Many who faithfully take antiretroviral medication and lead healthful lifestyles can bring their viral loads considerably lower, to 50 or even 25 copies.

But progress raises other questions, said Jonathan Mermin, director of the CDC’s National Center for HIV/AIDS, Viral Hepatitis, STD, and TB Prevention. What if a person forgets to take medication for one day? What about two, or more? How long after resuming therapy should someone wait before once again considering himself or herself incapable of transmitting the virus? And what about people who go above and below the 200-copy threshold over time? Studies show that to be the case for about 10 percent of the people with HIV, Mermin said.

As yet, there are no evidence-based answers to these questions, he said. “The public-health challenge now is moving from theory to implementation,” he said. “Many questions arise following the information that when a person with HIV has an undetectable viral load, he has effectively no risk of transmitting the virus.”

In 2008, Swiss experts announced that people with undetectable levels of HIV could not transmit HIV through sex.
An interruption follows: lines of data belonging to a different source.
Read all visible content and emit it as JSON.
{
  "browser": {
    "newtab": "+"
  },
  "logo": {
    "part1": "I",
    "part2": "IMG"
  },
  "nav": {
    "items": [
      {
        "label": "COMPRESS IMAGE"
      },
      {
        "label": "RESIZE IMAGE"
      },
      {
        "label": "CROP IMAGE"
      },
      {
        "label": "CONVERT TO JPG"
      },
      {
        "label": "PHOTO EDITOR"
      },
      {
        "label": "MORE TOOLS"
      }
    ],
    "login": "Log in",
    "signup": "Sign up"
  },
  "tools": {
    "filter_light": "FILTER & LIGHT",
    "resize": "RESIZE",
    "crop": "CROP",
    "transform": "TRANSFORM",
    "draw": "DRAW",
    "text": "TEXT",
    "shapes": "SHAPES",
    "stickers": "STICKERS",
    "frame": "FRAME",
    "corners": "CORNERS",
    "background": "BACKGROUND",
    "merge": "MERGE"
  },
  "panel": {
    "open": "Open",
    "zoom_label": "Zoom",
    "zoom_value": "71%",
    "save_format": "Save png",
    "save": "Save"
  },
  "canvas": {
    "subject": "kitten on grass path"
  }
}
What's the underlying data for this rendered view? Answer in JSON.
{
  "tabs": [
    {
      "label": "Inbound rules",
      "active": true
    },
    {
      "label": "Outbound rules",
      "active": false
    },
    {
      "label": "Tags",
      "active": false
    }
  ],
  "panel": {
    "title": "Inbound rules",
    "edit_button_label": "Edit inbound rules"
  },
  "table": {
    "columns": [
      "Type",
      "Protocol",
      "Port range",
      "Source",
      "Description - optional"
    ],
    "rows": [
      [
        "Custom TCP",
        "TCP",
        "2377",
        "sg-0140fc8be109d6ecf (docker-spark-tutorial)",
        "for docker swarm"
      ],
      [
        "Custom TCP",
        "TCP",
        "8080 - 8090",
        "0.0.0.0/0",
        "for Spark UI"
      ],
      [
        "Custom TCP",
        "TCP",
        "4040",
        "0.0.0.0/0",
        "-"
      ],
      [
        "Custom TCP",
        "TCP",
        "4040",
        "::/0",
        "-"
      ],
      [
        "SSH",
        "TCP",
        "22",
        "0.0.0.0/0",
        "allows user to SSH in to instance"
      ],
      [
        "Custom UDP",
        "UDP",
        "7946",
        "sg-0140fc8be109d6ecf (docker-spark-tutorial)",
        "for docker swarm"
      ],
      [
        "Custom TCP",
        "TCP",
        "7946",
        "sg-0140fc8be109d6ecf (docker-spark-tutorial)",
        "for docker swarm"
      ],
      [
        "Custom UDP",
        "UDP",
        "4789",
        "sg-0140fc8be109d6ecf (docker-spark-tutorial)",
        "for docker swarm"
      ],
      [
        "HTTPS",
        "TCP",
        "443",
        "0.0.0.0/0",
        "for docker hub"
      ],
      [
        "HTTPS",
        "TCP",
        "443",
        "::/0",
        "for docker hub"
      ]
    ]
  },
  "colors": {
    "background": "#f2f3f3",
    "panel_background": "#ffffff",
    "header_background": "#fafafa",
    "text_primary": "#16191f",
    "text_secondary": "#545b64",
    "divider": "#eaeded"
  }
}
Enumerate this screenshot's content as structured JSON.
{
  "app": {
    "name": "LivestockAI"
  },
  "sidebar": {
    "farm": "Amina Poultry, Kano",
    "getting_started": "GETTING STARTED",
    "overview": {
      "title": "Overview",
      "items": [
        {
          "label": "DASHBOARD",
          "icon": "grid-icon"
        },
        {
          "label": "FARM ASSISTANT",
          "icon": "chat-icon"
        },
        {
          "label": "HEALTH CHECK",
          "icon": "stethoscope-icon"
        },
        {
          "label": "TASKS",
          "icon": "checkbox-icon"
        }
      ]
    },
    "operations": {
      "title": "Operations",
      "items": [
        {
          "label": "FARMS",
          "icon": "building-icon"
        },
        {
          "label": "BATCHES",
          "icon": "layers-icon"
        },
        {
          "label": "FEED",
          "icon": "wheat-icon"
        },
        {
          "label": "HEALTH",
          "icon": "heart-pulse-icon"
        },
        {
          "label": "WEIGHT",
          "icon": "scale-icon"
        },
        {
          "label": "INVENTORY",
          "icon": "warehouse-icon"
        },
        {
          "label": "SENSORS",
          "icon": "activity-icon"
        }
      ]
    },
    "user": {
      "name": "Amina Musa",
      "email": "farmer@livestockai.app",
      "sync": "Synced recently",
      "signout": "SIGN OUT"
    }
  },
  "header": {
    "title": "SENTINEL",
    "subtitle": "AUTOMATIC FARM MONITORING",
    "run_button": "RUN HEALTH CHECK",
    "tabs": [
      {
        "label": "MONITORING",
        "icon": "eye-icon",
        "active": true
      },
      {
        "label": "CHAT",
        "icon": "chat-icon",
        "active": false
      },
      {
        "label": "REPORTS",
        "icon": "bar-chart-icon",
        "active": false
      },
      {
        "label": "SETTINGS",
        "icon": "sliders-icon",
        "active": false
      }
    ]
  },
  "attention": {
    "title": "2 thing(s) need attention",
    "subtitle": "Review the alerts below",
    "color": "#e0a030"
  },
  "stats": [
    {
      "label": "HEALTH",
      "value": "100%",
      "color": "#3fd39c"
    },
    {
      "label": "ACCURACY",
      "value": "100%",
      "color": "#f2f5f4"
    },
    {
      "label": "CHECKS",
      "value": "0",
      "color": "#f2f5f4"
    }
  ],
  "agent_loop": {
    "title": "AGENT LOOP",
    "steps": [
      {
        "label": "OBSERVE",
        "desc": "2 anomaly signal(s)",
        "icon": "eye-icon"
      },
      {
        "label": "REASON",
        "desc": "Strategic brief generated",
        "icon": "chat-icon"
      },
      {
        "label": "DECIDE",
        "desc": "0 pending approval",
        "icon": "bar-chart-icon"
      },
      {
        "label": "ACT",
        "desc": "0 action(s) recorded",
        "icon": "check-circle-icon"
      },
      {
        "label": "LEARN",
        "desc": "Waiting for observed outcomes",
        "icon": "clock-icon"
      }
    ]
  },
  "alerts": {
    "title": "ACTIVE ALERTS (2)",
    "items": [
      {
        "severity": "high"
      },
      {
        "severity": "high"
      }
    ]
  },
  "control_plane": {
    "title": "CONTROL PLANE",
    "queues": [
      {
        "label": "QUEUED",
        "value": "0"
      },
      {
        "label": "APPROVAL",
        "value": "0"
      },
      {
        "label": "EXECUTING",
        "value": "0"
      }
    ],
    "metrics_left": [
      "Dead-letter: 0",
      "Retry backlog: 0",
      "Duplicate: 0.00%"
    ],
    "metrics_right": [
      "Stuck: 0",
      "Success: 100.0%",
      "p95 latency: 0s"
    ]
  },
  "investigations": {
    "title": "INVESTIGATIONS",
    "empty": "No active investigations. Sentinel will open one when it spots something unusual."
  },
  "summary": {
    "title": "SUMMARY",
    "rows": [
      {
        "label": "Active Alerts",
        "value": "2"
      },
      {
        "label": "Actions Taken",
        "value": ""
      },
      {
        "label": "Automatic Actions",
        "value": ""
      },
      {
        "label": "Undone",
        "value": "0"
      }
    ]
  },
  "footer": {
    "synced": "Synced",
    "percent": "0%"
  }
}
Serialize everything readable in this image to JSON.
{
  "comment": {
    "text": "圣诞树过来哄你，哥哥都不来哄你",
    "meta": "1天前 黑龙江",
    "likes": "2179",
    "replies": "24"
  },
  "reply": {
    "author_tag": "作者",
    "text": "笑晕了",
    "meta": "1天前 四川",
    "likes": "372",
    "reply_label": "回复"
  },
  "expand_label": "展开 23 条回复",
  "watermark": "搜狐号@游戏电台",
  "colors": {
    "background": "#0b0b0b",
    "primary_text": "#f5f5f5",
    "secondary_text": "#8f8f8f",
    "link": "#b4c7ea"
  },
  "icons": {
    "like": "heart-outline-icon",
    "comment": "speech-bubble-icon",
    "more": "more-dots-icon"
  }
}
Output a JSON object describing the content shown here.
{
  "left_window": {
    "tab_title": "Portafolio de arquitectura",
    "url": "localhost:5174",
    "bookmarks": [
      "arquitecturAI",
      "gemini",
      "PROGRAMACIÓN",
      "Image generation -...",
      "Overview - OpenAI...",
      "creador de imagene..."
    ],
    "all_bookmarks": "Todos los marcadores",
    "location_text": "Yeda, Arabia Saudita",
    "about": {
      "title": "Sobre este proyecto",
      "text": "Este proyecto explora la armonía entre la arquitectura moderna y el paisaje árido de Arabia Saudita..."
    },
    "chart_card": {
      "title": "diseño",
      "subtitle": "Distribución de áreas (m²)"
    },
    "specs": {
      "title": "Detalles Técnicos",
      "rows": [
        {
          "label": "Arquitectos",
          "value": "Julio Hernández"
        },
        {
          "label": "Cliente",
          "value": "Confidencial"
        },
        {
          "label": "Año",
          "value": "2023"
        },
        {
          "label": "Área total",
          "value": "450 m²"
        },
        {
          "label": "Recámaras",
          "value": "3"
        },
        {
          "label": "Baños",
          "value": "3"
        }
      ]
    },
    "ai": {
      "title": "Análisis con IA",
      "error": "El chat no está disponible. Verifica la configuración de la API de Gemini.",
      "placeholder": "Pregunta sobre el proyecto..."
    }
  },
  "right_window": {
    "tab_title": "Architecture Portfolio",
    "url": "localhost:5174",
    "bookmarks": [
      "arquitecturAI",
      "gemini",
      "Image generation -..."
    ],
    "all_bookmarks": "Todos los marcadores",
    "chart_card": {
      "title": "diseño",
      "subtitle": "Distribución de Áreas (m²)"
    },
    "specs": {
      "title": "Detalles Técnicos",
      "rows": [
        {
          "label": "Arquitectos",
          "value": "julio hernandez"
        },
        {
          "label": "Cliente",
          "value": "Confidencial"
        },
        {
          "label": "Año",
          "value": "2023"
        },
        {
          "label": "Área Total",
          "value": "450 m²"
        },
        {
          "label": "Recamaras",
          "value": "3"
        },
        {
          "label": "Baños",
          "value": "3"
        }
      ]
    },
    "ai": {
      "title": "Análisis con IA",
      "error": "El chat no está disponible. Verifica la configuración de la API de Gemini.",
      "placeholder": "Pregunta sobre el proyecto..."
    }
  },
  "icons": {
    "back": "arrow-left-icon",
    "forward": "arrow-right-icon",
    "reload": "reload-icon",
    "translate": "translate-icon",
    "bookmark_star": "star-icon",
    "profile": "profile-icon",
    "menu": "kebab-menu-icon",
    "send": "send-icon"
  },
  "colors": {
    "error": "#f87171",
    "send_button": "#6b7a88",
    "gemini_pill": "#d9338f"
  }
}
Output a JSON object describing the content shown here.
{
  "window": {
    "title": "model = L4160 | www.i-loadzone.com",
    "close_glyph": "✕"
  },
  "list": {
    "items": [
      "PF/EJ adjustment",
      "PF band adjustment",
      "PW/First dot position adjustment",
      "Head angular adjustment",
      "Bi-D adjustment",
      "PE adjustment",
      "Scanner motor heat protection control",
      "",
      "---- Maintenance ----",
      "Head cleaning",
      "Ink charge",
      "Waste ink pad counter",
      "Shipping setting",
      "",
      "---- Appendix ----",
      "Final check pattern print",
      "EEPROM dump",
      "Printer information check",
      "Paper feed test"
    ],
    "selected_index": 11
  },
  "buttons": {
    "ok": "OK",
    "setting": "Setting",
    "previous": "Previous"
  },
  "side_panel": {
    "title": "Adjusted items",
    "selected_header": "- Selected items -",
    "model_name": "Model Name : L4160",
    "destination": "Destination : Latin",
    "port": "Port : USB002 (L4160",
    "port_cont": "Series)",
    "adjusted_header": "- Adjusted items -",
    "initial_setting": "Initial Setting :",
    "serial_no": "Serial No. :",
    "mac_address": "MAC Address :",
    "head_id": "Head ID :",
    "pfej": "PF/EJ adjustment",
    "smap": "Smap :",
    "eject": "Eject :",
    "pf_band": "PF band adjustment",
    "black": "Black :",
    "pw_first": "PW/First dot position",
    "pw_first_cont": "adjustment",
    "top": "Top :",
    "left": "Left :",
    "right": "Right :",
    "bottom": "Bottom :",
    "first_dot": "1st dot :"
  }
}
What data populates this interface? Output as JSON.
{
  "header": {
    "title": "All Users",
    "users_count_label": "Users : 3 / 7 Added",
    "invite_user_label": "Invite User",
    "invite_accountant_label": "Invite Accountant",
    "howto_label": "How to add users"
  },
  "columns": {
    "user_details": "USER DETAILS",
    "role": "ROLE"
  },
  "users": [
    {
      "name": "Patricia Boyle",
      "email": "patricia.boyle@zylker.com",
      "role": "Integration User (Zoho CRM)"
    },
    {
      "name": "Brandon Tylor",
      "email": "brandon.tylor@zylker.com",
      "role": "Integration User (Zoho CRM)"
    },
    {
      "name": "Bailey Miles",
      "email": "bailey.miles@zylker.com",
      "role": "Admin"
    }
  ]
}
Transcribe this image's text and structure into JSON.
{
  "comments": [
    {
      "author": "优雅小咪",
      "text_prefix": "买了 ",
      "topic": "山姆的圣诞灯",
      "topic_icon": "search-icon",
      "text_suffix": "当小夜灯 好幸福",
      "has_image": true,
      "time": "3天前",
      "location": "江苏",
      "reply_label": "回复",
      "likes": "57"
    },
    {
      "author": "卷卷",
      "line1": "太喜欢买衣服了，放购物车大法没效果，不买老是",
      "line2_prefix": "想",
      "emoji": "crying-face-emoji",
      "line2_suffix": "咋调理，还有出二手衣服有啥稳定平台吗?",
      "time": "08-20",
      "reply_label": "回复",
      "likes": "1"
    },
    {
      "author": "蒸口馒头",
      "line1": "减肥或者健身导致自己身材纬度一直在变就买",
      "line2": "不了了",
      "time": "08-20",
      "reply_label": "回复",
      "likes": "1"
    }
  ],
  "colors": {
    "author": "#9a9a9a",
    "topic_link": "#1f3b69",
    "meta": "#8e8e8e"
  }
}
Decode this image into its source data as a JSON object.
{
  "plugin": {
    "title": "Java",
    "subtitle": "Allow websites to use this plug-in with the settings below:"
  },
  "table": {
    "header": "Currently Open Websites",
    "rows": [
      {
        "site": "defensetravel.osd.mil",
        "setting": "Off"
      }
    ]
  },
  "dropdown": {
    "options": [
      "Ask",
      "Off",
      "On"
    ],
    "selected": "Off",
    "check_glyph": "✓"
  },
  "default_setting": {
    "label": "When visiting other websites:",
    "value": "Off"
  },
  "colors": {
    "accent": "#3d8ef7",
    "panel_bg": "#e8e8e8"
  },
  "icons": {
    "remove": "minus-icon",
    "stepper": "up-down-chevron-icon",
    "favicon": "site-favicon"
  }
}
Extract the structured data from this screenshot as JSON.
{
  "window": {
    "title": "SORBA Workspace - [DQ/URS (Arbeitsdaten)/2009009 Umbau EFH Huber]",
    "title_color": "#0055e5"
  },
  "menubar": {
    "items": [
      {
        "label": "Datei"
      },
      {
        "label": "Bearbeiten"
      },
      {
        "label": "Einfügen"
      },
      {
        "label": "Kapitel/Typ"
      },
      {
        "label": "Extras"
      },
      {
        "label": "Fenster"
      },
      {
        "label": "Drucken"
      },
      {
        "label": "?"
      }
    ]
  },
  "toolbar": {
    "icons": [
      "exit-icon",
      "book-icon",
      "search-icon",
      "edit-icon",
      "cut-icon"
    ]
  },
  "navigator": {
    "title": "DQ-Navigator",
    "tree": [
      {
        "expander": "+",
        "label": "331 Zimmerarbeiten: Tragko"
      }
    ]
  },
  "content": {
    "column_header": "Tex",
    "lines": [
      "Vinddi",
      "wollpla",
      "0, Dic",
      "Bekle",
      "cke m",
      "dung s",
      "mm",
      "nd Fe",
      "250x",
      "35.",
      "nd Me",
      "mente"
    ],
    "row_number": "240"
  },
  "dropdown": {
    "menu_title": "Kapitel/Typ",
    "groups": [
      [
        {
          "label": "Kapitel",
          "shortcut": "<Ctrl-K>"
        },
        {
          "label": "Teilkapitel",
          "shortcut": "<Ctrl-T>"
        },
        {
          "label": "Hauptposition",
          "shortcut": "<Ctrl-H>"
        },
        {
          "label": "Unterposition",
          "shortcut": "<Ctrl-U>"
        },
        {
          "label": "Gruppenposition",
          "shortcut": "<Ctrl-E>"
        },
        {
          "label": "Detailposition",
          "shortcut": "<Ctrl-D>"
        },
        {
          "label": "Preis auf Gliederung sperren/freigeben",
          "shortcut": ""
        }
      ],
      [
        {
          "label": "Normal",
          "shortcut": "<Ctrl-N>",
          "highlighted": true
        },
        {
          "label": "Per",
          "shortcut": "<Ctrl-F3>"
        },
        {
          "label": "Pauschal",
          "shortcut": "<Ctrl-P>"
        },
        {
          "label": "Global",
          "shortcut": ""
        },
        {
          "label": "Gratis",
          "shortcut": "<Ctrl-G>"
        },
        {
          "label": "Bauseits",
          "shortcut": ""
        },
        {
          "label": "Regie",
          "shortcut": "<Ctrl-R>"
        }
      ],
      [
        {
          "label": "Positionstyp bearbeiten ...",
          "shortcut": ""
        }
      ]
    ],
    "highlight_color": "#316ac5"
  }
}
But the world was not ready to hear the message then.

Starting in 2011, three large studies confirmed the idea, tracking more than 75,000 vaginal and anal condomless sex acts without finding a single HIV transmission to an HIV-negative partnerfrom someone whose viral load was undetectable. The initial 2011 study was named “breakthrough of the year” by Science magazine.

Now the challenge is to get the message out to HIV-positive people, caregivers and the public. And that process has been slow.

“I would tell everyone about this, friends and family and people I wanted to date and I was coming across so much resistance, because major institutions were saying this is wrong,” Richman said.

He launched UU last year, initially a lonely and sometimes controversial campaign to let the world know something that many people with HIV had concluded for themselves. His breakthrough moment came in August 2016 when New York City’s health department signed on. Soon, other cities and organizations were joining.

Still, the message is moving mainly from people with HIV to health authorities and policymakers, rather than in the other direction, Richman said.

“This is a radical challenge to the status quo and to 35 years of HIV and fear of people living with HIV,” Richman said.